Aus der Forderung nach Verfügbarkeit ergibt sich die Forderung nach Redundanz. Strom- und Datenleitungen können beschädigt werden, Festplatten und CPUs können ausfallen. Daher bieten Rechenzentren mit hoher Verfügbarkeit entsprechend viele redundante Komponenten, um einen reibungslosen Betrieb zu gewährleisten. So kann der Ausfall eines systemkritischen Bauteils innerhalb eines Rechenzentrums zeitnah aufgefangen werden, indem dieses im laufenden Betrieb stetig gespiegelt und die Ersatz-Komponente im Notfall zugeschaltet wird.

Anforderung 3: Sicherheit

Neben der Hochverfügbarkeit ist die Sicherheit der Daten vor unbefugtem Zugriff und Verlust ein wesentlicher Parameter für die Entscheidung eines passenden Data Centers. Schon bei der Zutrittskontrolle werden unterschiedliche Massstäbe bei der Videoüberwachung, der Zugangskontrolle oder dem kontinuierlichen Wachpersonal gesetzt. Hinzu kommt, dass auch eine Sicherheitskompetenz bezüglich des Brandschutzes eine relevante Rolle spielt. Über mehrere Brandabschnitte verteilte IT-Systeme bieten dabei den sichersten Schutz und sorgen dafür, dass Daten nicht aufgrund derselben Ursache verloren gehen. Ähnlich verhält es sich bei der Datensicherung, wo dank der Speicherung an unterschiedlichen Orten, im sogenannten georedundanten Backup, höchste Verfügbarkeit sichergestellt werden kann.

Anforderung 4: Zertifikate

Alle vorweg genannten Anforderungen werden in der Zertifizierung eines Rechenzentrums abgebildet.
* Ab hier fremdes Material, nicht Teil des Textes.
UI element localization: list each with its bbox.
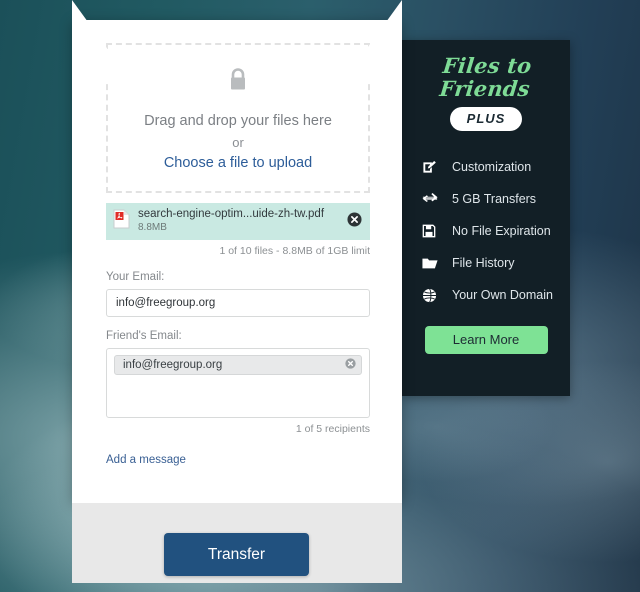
uploaded-file-item: search-engine-optim...uide-zh-tw.pdf 8.8… [106, 203, 370, 240]
folder-icon [422, 257, 446, 270]
promo-panel: Files to Friends PLUS Customization 5 GB… [402, 40, 570, 396]
globe-icon [422, 288, 446, 303]
friends-email-label: Friend's Email: [106, 330, 182, 342]
promo-feature-list: Customization 5 GB Transfers No File Exp… [422, 151, 570, 311]
file-meta: search-engine-optim...uide-zh-tw.pdf 8.8… [130, 208, 347, 235]
file-name: search-engine-optim...uide-zh-tw.pdf [138, 207, 325, 220]
file-size: 8.8MB [138, 222, 167, 234]
lock-icon [226, 66, 250, 99]
dropzone-primary-text: Drag and drop your files here [144, 112, 332, 129]
transfer-button[interactable]: Transfer [164, 533, 309, 576]
promo-feature-expiration: No File Expiration [422, 215, 570, 247]
promo-badge-wrap: PLUS [402, 107, 570, 132]
envelope-flap-left [72, 0, 130, 80]
recipients-input-box[interactable]: info@freegroup.org [106, 348, 370, 418]
your-email-input[interactable] [106, 289, 370, 317]
plus-badge: PLUS [449, 107, 523, 132]
recipient-chip: info@freegroup.org [114, 355, 362, 375]
recipient-email: info@freegroup.org [123, 359, 223, 371]
page-root: Files to Friends PLUS Customization 5 GB… [0, 0, 640, 592]
promo-feature-domain: Your Own Domain [422, 279, 570, 311]
pdf-file-icon [113, 209, 130, 234]
promo-feature-label: File History [452, 256, 515, 271]
promo-feature-label: No File Expiration [452, 224, 551, 239]
dropzone-separator-text: or [232, 134, 244, 150]
remove-recipient-icon[interactable] [345, 358, 356, 372]
upload-card: Drag and drop your files here or Choose … [72, 20, 402, 503]
promo-feature-label: Your Own Domain [452, 288, 553, 303]
promo-feature-label: 5 GB Transfers [452, 192, 537, 207]
envelope-flap-right [344, 0, 402, 80]
transfer-arrows-icon [422, 192, 446, 206]
floppy-disk-icon [422, 224, 446, 238]
promo-feature-history: File History [422, 247, 570, 279]
add-message-link[interactable]: Add a message [106, 454, 186, 466]
files-count-text: 1 of 10 files - 8.8MB of 1GB limit [219, 245, 370, 257]
learn-more-button[interactable]: Learn More [424, 326, 548, 355]
promo-feature-customization: Customization [422, 151, 570, 183]
remove-file-icon[interactable] [347, 211, 362, 232]
your-email-label: Your Email: [106, 271, 165, 283]
file-dropzone[interactable]: Drag and drop your files here or Choose … [106, 43, 370, 193]
recipients-count-text: 1 of 5 recipients [295, 423, 370, 435]
choose-file-link[interactable]: Choose a file to upload [164, 155, 312, 171]
promo-feature-label: Customization [452, 160, 532, 175]
edit-square-icon [422, 160, 446, 175]
promo-feature-transfers: 5 GB Transfers [422, 183, 570, 215]
promo-logo: Files to Friends [438, 53, 533, 102]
Die relevanteste und führende Klassifizierung wurde vom amerikanischen Uptime-Institute entwickelt. In dem TIA 942 (Telecommunications Infrastructure Standard for Data Centers) Standard ist die vierstufige Einteilung nach sogenannten Tier-Levels festgelegt:

Tier I: Rechenzentren dieser Klassifikation verfügen über keinerlei Redundanz. Sie bieten eine durchschnittliche Verfügbarkeit von 99,67 % und damit 28,8 Stunden Ausfallzeit pro Jahr.Tier II: In diesem Level werden einige Komponenten redundant betrieben. Mit 99,75 % durchschnittlicher Verfügbarkeit verringert sich der Ausfall pro Jahr auf 22 Stunden.Tier III: Zusätzlich zur Redundanz ganzer Server werden in dieser Stufe unterschiedliche Brandabschnitte genutzt. Die Ausfallzeit sinkt auf 1,6 Stunden, was eine durchschnittliche Verfügbarkeit von 99,98 % bedeutet.Tier IV: Diese höchste Zertifizierung erreichen derzeit in der Schweiz nur 2 Rechenzentren. 0,8 Stunden Ausfallzeit bzw. 99,991 % durchschnittliche Verfügbarkeit wird durch komplette Redundanz der IT-Systeme sowie der Strom- und Datenleitungen erreicht.   

Beispiel Swisscom: Das Tier IV Data Center in Bern

Das als Tier IV zertifizierte Swisscom Rechenzentrum wurde im Jahr 2014 in Bern Wankdorf eröffnet; zum aktuellen Zeitpunkt gibt es lediglich 2 Tier IV-Rechenzentren in der Schweiz. 60 Millionen Franken Investitionen sind in das Prestige-Projekt geflossen, um ein Datacenter für höchste Anforderungen zu schaffen. Auf vier Etagen bieten 54.000 Kubikmeter Platz für 5.000 Server und bis zu 10.000 Kundensysteme – und das Rechenzentrum kann noch weiter ausgebaut werden. Denn im ersten Ausbau-Schritt werden nur vier von maximal sieben Bereichen mit separatem Zugang genutzt.

Dieses Vorzeige-Datacenter wurde ausserdem nachhaltig konzipiert; die Abwärme fliesst beispielsweise in den Wärmeverbund der Stadt Bern und das Regenwasser dient durch Verdunstung als zusätzliche Kühlung. Insbesondere KMU mit hohen Bedürfnissen nach Sicherheit, Effizienz und Nachhaltigkeit sollten entsprechende Anbieter suchen, die auf Tier IV-Rechenzentren setzen, um ihre SaaS-Anwendungen zu betreiben.